After installing either distro, confirm your init is running and services are healthy before you rely on the system:

On Void (runit):

sudo sv status /var/service/*

On Artix with OpenRC:

rc-status --all

Any service showing down or crashed in runit, or stopped in OpenRC when it should be running, warrants immediate investigation via its log directory or rc-service NAME status respectively.

Troubleshooting

XBPS: "broken dependencies" during upgrade

A partial sync can leave the local index inconsistent. Force a full reindex before the upgrade:

sudo xbps-install -S && sudo xbps-install -u

runit service stuck in a restart loop

runit restarts a service that exits almost immediately. Add a brief sleep to the run script, or check /var/log/SERVICE/current for the real error. If you need to disable a crashing service quickly, create a file named down in the service directory:

sudo touch /etc/sv/problematic-service/down
sudo sv down problematic-service

OpenRC on Artix: service starts but crashes after login

Check whether the service depends on a network or filesystem service that starts after it. Add the dependency explicitly in the init script's depend() block, or use rc-update add SERVICE in the default runlevel rather than sysinit.

Artix + Arch repos: package conflicts

Some Arch packages pull in systemd as a hard dependency (e.g., packages that require libsystemd). Artix ships elogind as a drop-in for session management and stub libraries for libsystemd compatibility. If a package refuses to install, check whether an artix-prefixed replacement exists in the Artix repos before installing the upstream Arch version.

tested on:void 2024 rolling (glibc)artix 2024 rolling (OpenRC ISO)

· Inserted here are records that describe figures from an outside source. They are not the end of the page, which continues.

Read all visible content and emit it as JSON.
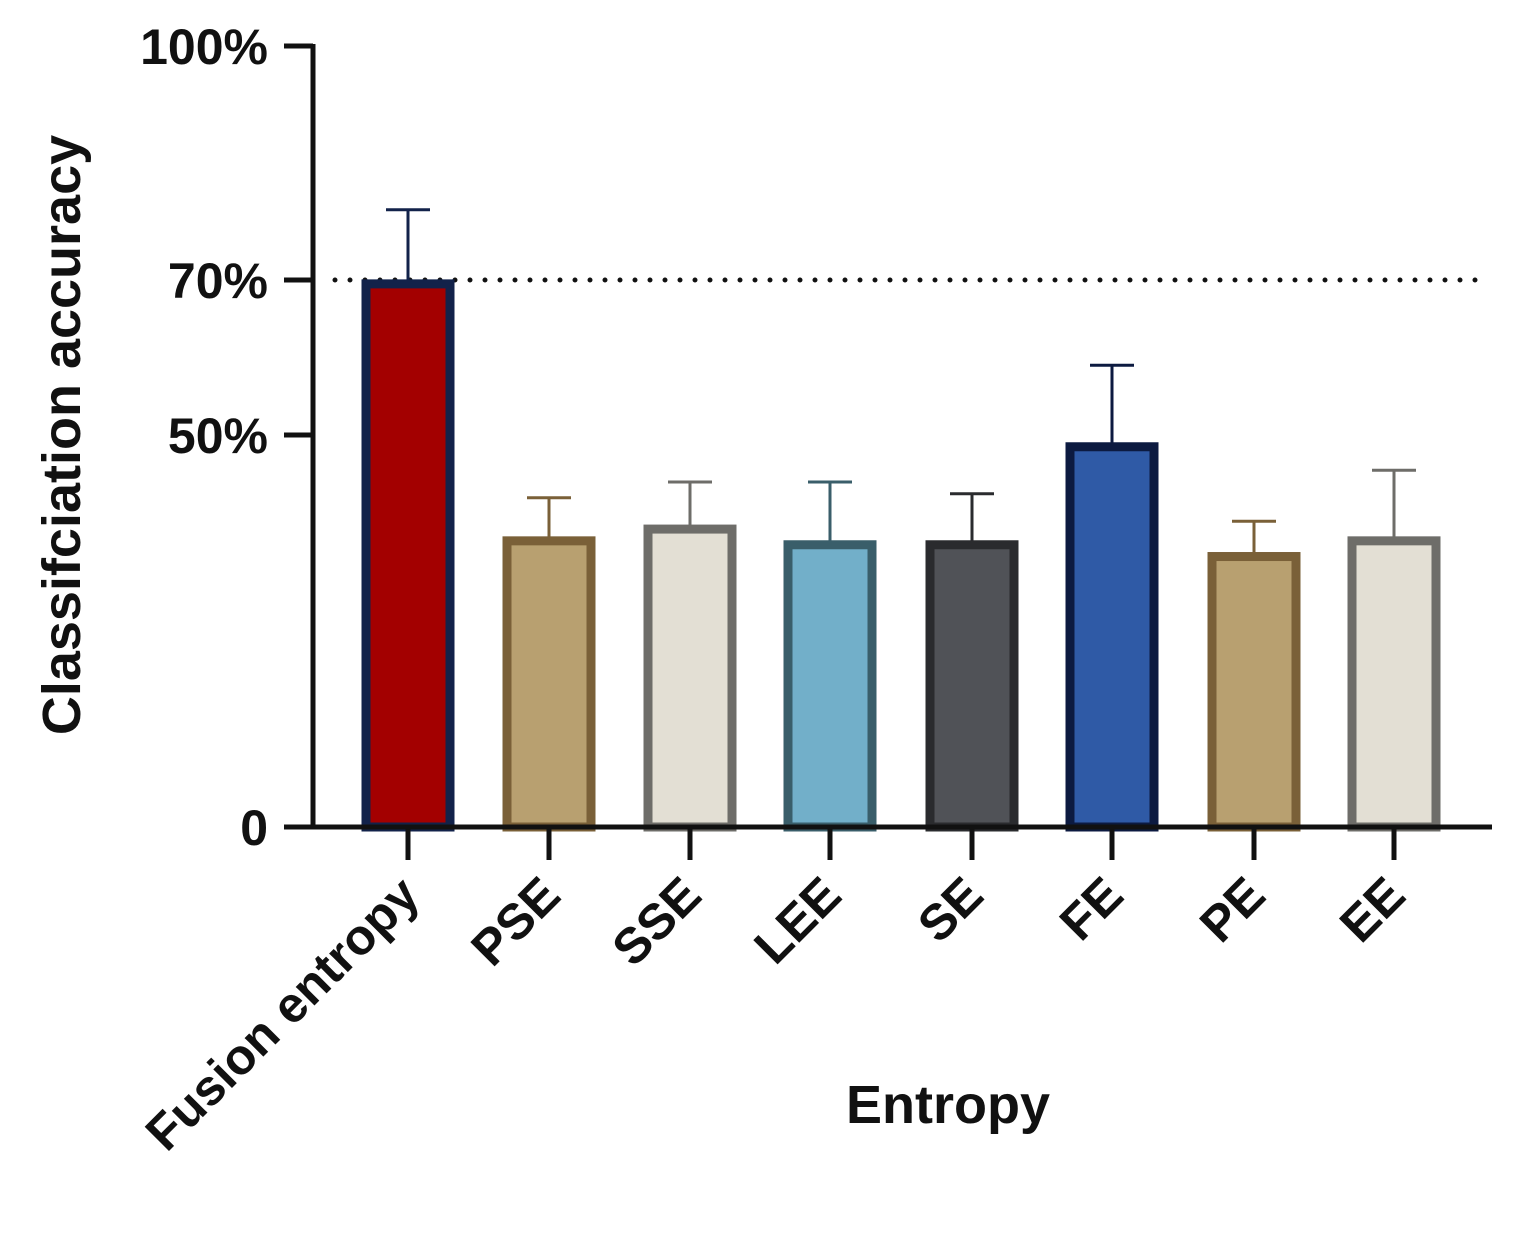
{
  "chart_data": {
    "type": "bar",
    "title": "",
    "xlabel": "Entropy",
    "ylabel": "Classifciation accuracy",
    "ylim": [
      0,
      100
    ],
    "y_ticks": [
      {
        "value": 0,
        "label": "0"
      },
      {
        "value": 50,
        "label": "50%"
      },
      {
        "value": 70,
        "label": "70%"
      },
      {
        "value": 100,
        "label": "100%"
      }
    ],
    "reference_line": {
      "value": 70,
      "style": "dotted"
    },
    "categories": [
      "Fusion entropy",
      "PSE",
      "SSE",
      "LEE",
      "SE",
      "FE",
      "PE",
      "EE"
    ],
    "values": [
      69.5,
      36.5,
      38,
      36,
      36,
      48.5,
      34.5,
      36.5
    ],
    "errors": [
      9.5,
      5.5,
      6,
      8,
      6.5,
      10.5,
      4.5,
      9
    ],
    "colors": {
      "fill": [
        "#a30000",
        "#b8a070",
        "#e3dfd4",
        "#72afc9",
        "#505257",
        "#2f5aa6",
        "#b8a070",
        "#e3dfd4"
      ],
      "stroke": [
        "#12224a",
        "#7a6038",
        "#6e6d69",
        "#3a5e6a",
        "#2a2b2e",
        "#0c1a40",
        "#7a6038",
        "#6e6d69"
      ],
      "axis": "#111111"
    }
  }
}
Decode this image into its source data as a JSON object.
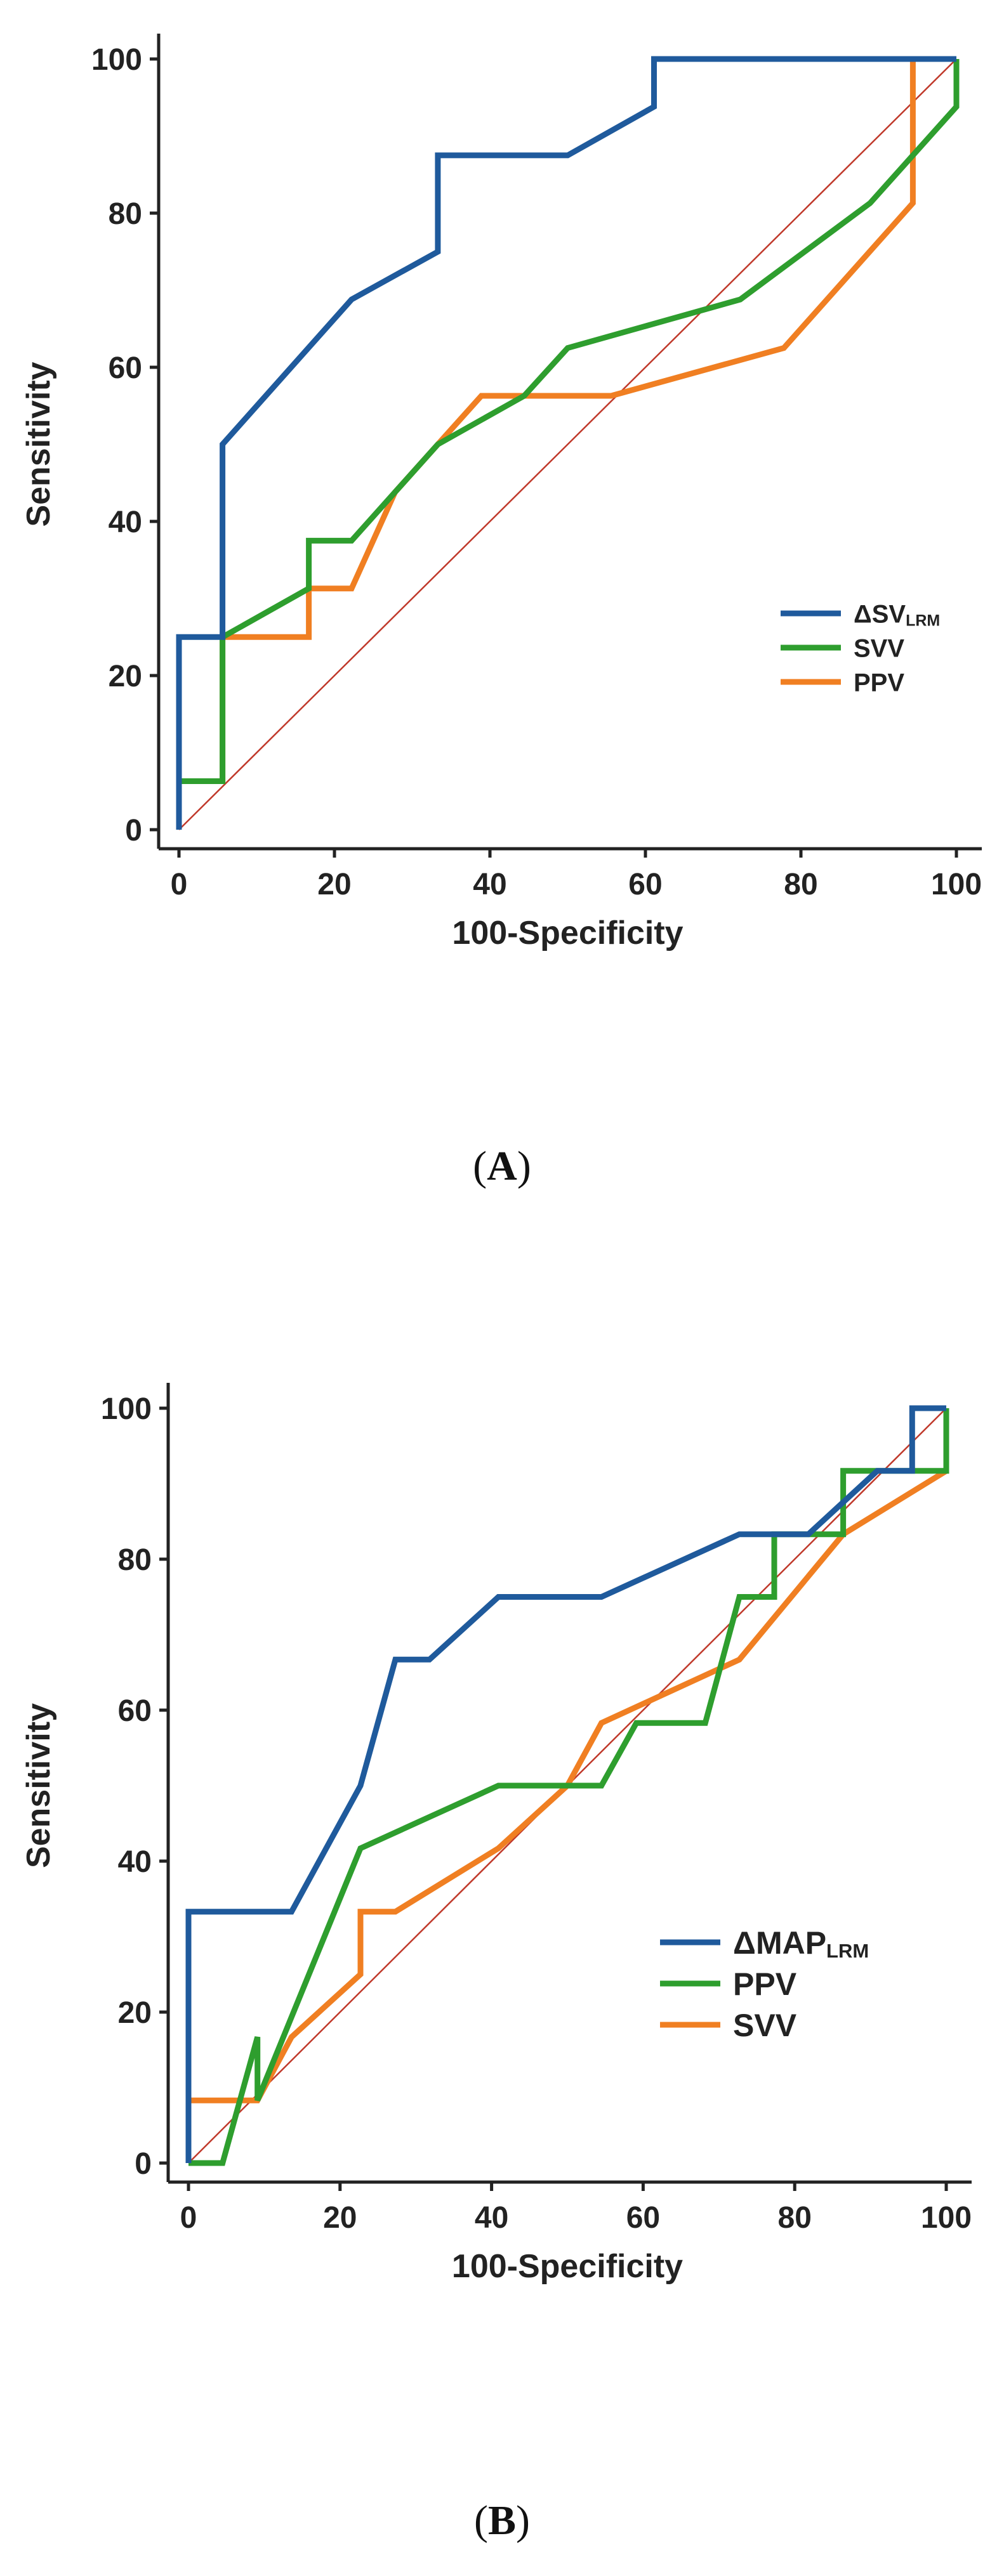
{
  "chart_data": [
    {
      "type": "line",
      "panel_label": "A",
      "panel_label_paren_open": "(",
      "panel_label_paren_close": ")",
      "xlabel": "100-Specificity",
      "ylabel": "Sensitivity",
      "xlim": [
        0,
        100
      ],
      "ylim": [
        0,
        100
      ],
      "xticks": [
        0,
        20,
        40,
        60,
        80,
        100
      ],
      "yticks": [
        0,
        20,
        40,
        60,
        80,
        100
      ],
      "grid": false,
      "legend_position": "bottom-right",
      "reference_line": {
        "from": [
          0,
          0
        ],
        "to": [
          100,
          100
        ],
        "color": "#c0392b"
      },
      "series": [
        {
          "name": "ΔSV",
          "subscript": "LRM",
          "color": "#1f5a9c",
          "points": [
            [
              0,
              0
            ],
            [
              0,
              25
            ],
            [
              5.6,
              25
            ],
            [
              5.6,
              50
            ],
            [
              22.2,
              68.8
            ],
            [
              33.3,
              75
            ],
            [
              33.3,
              87.5
            ],
            [
              50,
              87.5
            ],
            [
              61.1,
              93.8
            ],
            [
              61.1,
              100
            ],
            [
              100,
              100
            ]
          ]
        },
        {
          "name": "SVV",
          "subscript": "",
          "color": "#2e9e2e",
          "points": [
            [
              0,
              0
            ],
            [
              0,
              6.3
            ],
            [
              5.6,
              6.3
            ],
            [
              5.6,
              25
            ],
            [
              16.7,
              31.3
            ],
            [
              16.7,
              37.5
            ],
            [
              22.2,
              37.5
            ],
            [
              27.8,
              43.8
            ],
            [
              33.3,
              50
            ],
            [
              44.4,
              56.3
            ],
            [
              50,
              62.5
            ],
            [
              72.2,
              68.8
            ],
            [
              88.9,
              81.3
            ],
            [
              94.4,
              87.5
            ],
            [
              100,
              93.8
            ],
            [
              100,
              100
            ]
          ]
        },
        {
          "name": "PPV",
          "subscript": "",
          "color": "#f07f22",
          "points": [
            [
              0,
              0
            ],
            [
              0,
              6.3
            ],
            [
              5.6,
              6.3
            ],
            [
              5.6,
              25
            ],
            [
              16.7,
              25
            ],
            [
              16.7,
              31.3
            ],
            [
              22.2,
              31.3
            ],
            [
              27.8,
              43.8
            ],
            [
              33.3,
              50
            ],
            [
              38.9,
              56.3
            ],
            [
              55.6,
              56.3
            ],
            [
              77.8,
              62.5
            ],
            [
              94.4,
              81.3
            ],
            [
              94.4,
              100
            ],
            [
              100,
              100
            ]
          ]
        }
      ]
    },
    {
      "type": "line",
      "panel_label": "B",
      "panel_label_paren_open": "(",
      "panel_label_paren_close": ")",
      "xlabel": "100-Specificity",
      "ylabel": "Sensitivity",
      "xlim": [
        0,
        100
      ],
      "ylim": [
        0,
        100
      ],
      "xticks": [
        0,
        20,
        40,
        60,
        80,
        100
      ],
      "yticks": [
        0,
        20,
        40,
        60,
        80,
        100
      ],
      "grid": false,
      "legend_position": "bottom-right",
      "reference_line": {
        "from": [
          0,
          0
        ],
        "to": [
          100,
          100
        ],
        "color": "#c0392b"
      },
      "series": [
        {
          "name": "ΔMAP",
          "subscript": "LRM",
          "color": "#1f5a9c",
          "points": [
            [
              0,
              0
            ],
            [
              0,
              33.3
            ],
            [
              13.6,
              33.3
            ],
            [
              22.7,
              50
            ],
            [
              27.3,
              66.7
            ],
            [
              31.8,
              66.7
            ],
            [
              40.9,
              75
            ],
            [
              54.5,
              75
            ],
            [
              72.7,
              83.3
            ],
            [
              81.8,
              83.3
            ],
            [
              90.9,
              91.7
            ],
            [
              95.5,
              91.7
            ],
            [
              95.5,
              100
            ],
            [
              100,
              100
            ]
          ]
        },
        {
          "name": "PPV",
          "subscript": "",
          "color": "#2e9e2e",
          "points": [
            [
              0,
              0
            ],
            [
              4.5,
              0
            ],
            [
              9.1,
              16.7
            ],
            [
              9.1,
              8.3
            ],
            [
              22.7,
              41.7
            ],
            [
              40.9,
              50
            ],
            [
              54.5,
              50
            ],
            [
              59.1,
              58.3
            ],
            [
              68.2,
              58.3
            ],
            [
              72.7,
              75
            ],
            [
              77.3,
              75
            ],
            [
              77.3,
              83.3
            ],
            [
              86.4,
              83.3
            ],
            [
              86.4,
              91.7
            ],
            [
              100,
              91.7
            ],
            [
              100,
              100
            ]
          ]
        },
        {
          "name": "SVV",
          "subscript": "",
          "color": "#f07f22",
          "points": [
            [
              0,
              0
            ],
            [
              0,
              8.3
            ],
            [
              9.1,
              8.3
            ],
            [
              13.6,
              16.7
            ],
            [
              22.7,
              25
            ],
            [
              22.7,
              33.3
            ],
            [
              27.3,
              33.3
            ],
            [
              40.9,
              41.7
            ],
            [
              50,
              50
            ],
            [
              54.5,
              58.3
            ],
            [
              72.7,
              66.7
            ],
            [
              86.4,
              83.3
            ],
            [
              100,
              91.7
            ],
            [
              100,
              100
            ]
          ]
        }
      ]
    }
  ]
}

Frequently asked questions

Can I run Flatpak or AppImage on Void or Artix to fill repository gaps?
Yes. Both distros support Flatpak without modification, and AppImages run as long as FUSE is available. On Void's musl variant, some AppImages that bundle glibc-linked binaries may fail; the glibc Void build avoids that issue.
Does Void's musl variant break proprietary software like Nvidia drivers or Steam?
Yes, frequently. Proprietary software almost universally targets glibc. Use the glibc Void variant if you need Steam, Nvidia's proprietary driver, or most closed-source applications.
Is Artix suitable as a daily-driver desktop without extensive init scripting?
For mainstream desktop software, yes. GNOME, KDE, and most applications work out of the box. The extra work only surfaces with niche software that ships only a systemd unit file and requires you to adapt it for OpenRC or runit.
Can I switch init systems on Artix after installation?
It is possible but not trivially easy; you need to swap the init metapackage and all service packages. Most users find it simpler to reinstall with the preferred init from the start using the appropriate ISO.
How do logging and journal equivalents work without systemd-journald?
Void uses svlogd (part of runit) per-service, with logs in /var/log/SERVICE/current. Artix with OpenRC typically uses syslog-ng or metalog as a system-wide logger. Neither provides the structured binary journal of journald, but plain-text logs are readable with any tool.